Favourable changes to Polish trademark law
In July and August 2015 Parliament revised the Industrial Property Law (June 30 2000). Based on the amendments which entered into force on November 30 and December 1 2015, several significant changes were introduced into the trademark registration and maintenance processes.
New rules on representation
Before the amendments came into force, only a patent attorney could act as a party's representative before the Polish Patent Office in trademark registration proceedings (ie, in cases relating to the filing and examination of trademark applications). As an exception, a physical person could also be represented by a co-holder, a parent, spouse, sibling or descendant of the party or a person in an adoptive relationship with the party.

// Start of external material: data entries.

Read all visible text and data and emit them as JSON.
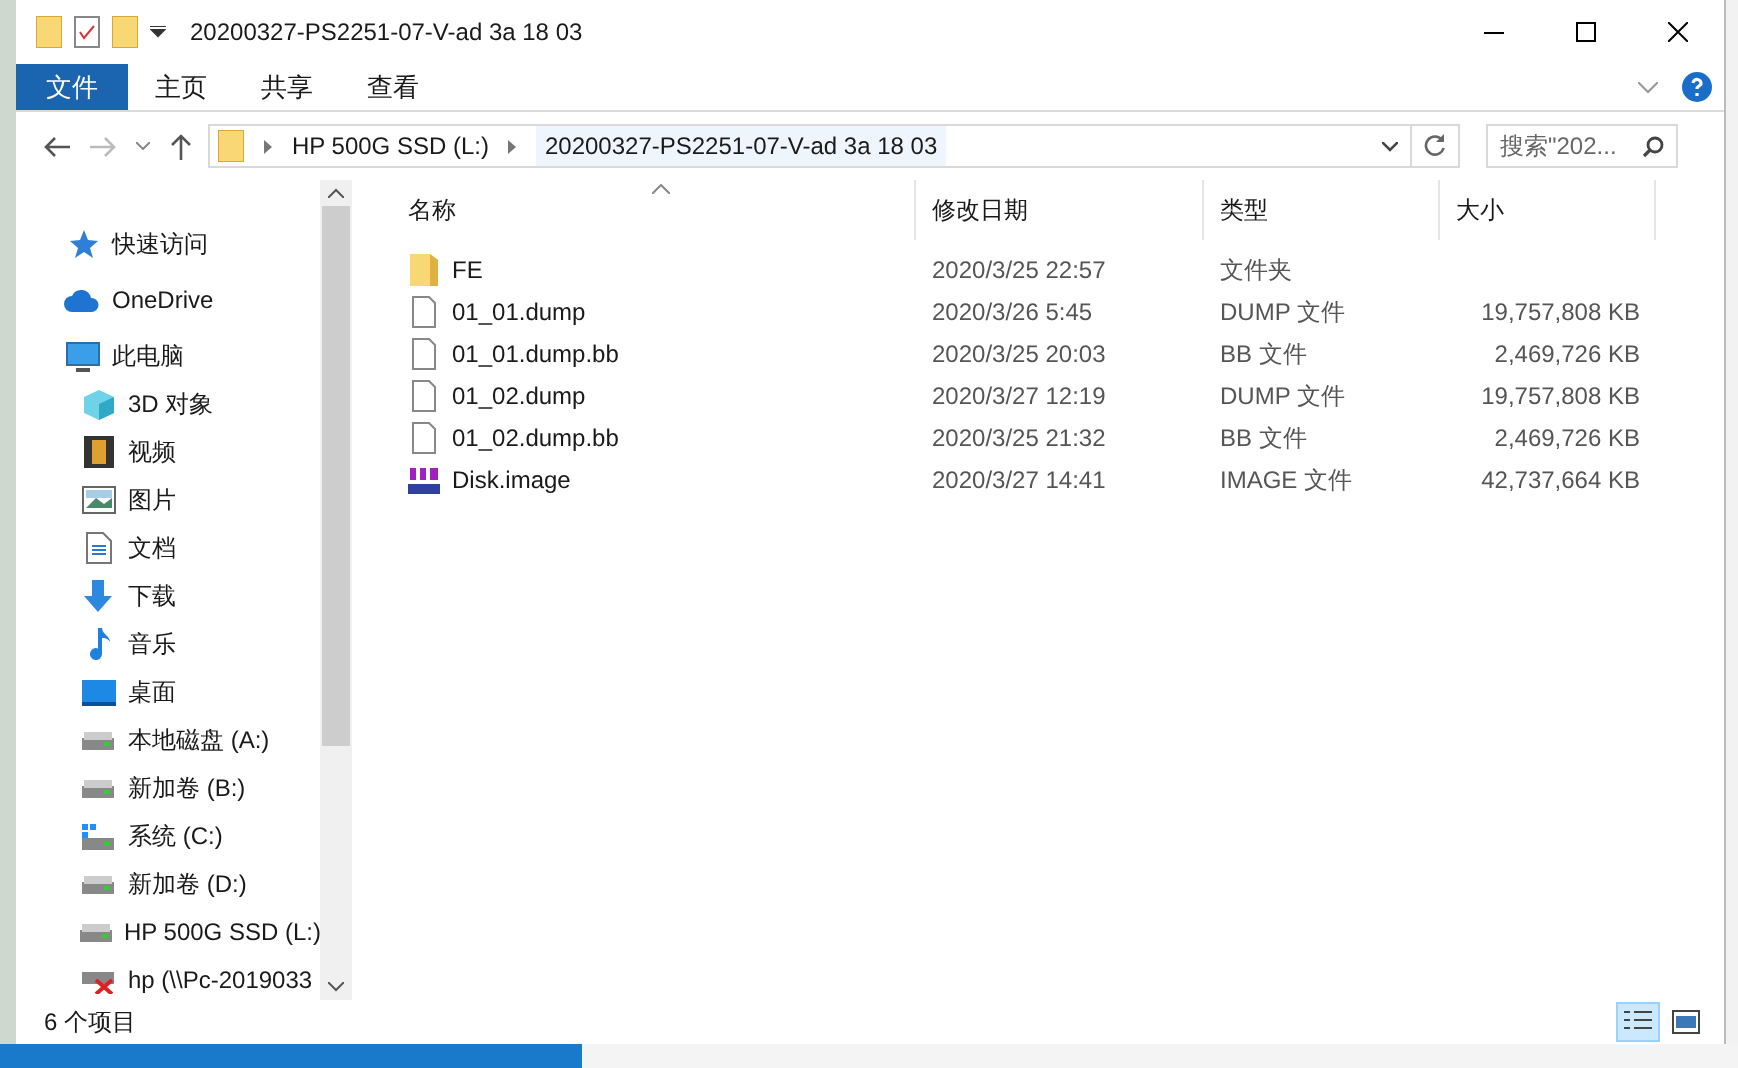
{
  "window": {
    "title": "20200327-PS2251-07-V-ad 3a 18 03"
  },
  "ribbon_tabs": [
    {
      "label": "文件",
      "selected": true
    },
    {
      "label": "主页",
      "selected": false
    },
    {
      "label": "共享",
      "selected": false
    },
    {
      "label": "查看",
      "selected": false
    }
  ],
  "address": {
    "breadcrumbs": [
      "HP 500G SSD (L:)",
      "20200327-PS2251-07-V-ad 3a 18 03"
    ]
  },
  "search": {
    "placeholder": "搜索\"202..."
  },
  "sidebar": {
    "items": [
      {
        "label": "快速访问",
        "kind": "star"
      },
      {
        "label": "OneDrive",
        "kind": "cloud"
      },
      {
        "label": "此电脑",
        "kind": "pc",
        "children": [
          {
            "label": "3D 对象",
            "kind": "cube"
          },
          {
            "label": "视频",
            "kind": "film"
          },
          {
            "label": "图片",
            "kind": "image"
          },
          {
            "label": "文档",
            "kind": "doc"
          },
          {
            "label": "下载",
            "kind": "download"
          },
          {
            "label": "音乐",
            "kind": "music"
          },
          {
            "label": "桌面",
            "kind": "desktop"
          },
          {
            "label": "本地磁盘 (A:)",
            "kind": "drive"
          },
          {
            "label": "新加卷 (B:)",
            "kind": "drive"
          },
          {
            "label": "系统 (C:)",
            "kind": "sysdrive"
          },
          {
            "label": "新加卷 (D:)",
            "kind": "drive"
          },
          {
            "label": "HP 500G SSD (L:)",
            "kind": "drive"
          },
          {
            "label": "hp (\\\\Pc-2019033",
            "kind": "netdrive"
          }
        ]
      }
    ]
  },
  "table": {
    "columns": [
      "名称",
      "修改日期",
      "类型",
      "大小"
    ],
    "rows": [
      {
        "name": "FE",
        "date": "2020/3/25 22:57",
        "type": "文件夹",
        "kind": "folder"
      },
      {
        "name": "01_01.dump",
        "date": "2020/3/26 5:45",
        "type": "DUMP 文件",
        "size": "19,757,808 KB",
        "kind": "file"
      },
      {
        "name": "01_01.dump.bb",
        "date": "2020/3/25 20:03",
        "type": "BB 文件",
        "size": "2,469,726 KB",
        "kind": "file"
      },
      {
        "name": "01_02.dump",
        "date": "2020/3/27 12:19",
        "type": "DUMP 文件",
        "size": "19,757,808 KB",
        "kind": "file"
      },
      {
        "name": "01_02.dump.bb",
        "date": "2020/3/25 21:32",
        "type": "BB 文件",
        "size": "2,469,726 KB",
        "kind": "file"
      },
      {
        "name": "Disk.image",
        "date": "2020/3/27 14:41",
        "type": "IMAGE 文件",
        "size": "42,737,664 KB",
        "kind": "hex"
      }
    ]
  },
  "status_bar": {
    "text": "6 个项目",
    "views": [
      {
        "kind": "details",
        "selected": true
      },
      {
        "kind": "thumbnails",
        "selected": false
      }
    ]
  }
}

Under the previous law, a person or entity without a place of residence or registered office in Poland could act only through the mandatory intermediate (ie, the patent attorney).
Based on the amendment which entered into force on November 30 2015, an attorney at law can also act as the party's representative in trademark registration proceedings. Further, a person or an entity originating from the European Union, a European Free Trade Association country or Switzerland can act directly. However, those originating from these jurisdictions must still act through a mandatory intermediary (ie, a patent attorney or attorney at law).
Letters of consent
Until December 1 2015 the Polish Patent Office refused to register a trademark identical or similar to an earlier trademark, even if the owner of the earlier trademark consented to registration.
Based on the amendment which entered into force on December 1 2015, it will be possible to obtain protection for a similar trademark, provided that the owner of an earlier trademark consents in writing.
This will be of commercial importance for entities from a corporate group which use the same or similar designations on a day-to-day basis in different countries and markets. At present, subsidiaries can obtain a right of protection for a trademark in spite of similarity to a mark previously registered by the parent company. The introduction of letters of consent will also make it possible to register trademarks in a situation where independent traders allow for the presence of similar trademarks in trade relations due to the fact that the owner of the similar trademark operates on a different market.
Limitation of the right to prohibit third parties from using trademark
The amendment to the Industrial Property Law has also extended the catalogue of exceptions from the rights holder's prohibition rights. As of December 1 2015, rights holders are no longer entitled to prohibit third parties from using in the course of trade not only their surnames or addresses, but also names and other indications individualising the entrepreneur or its enterprise.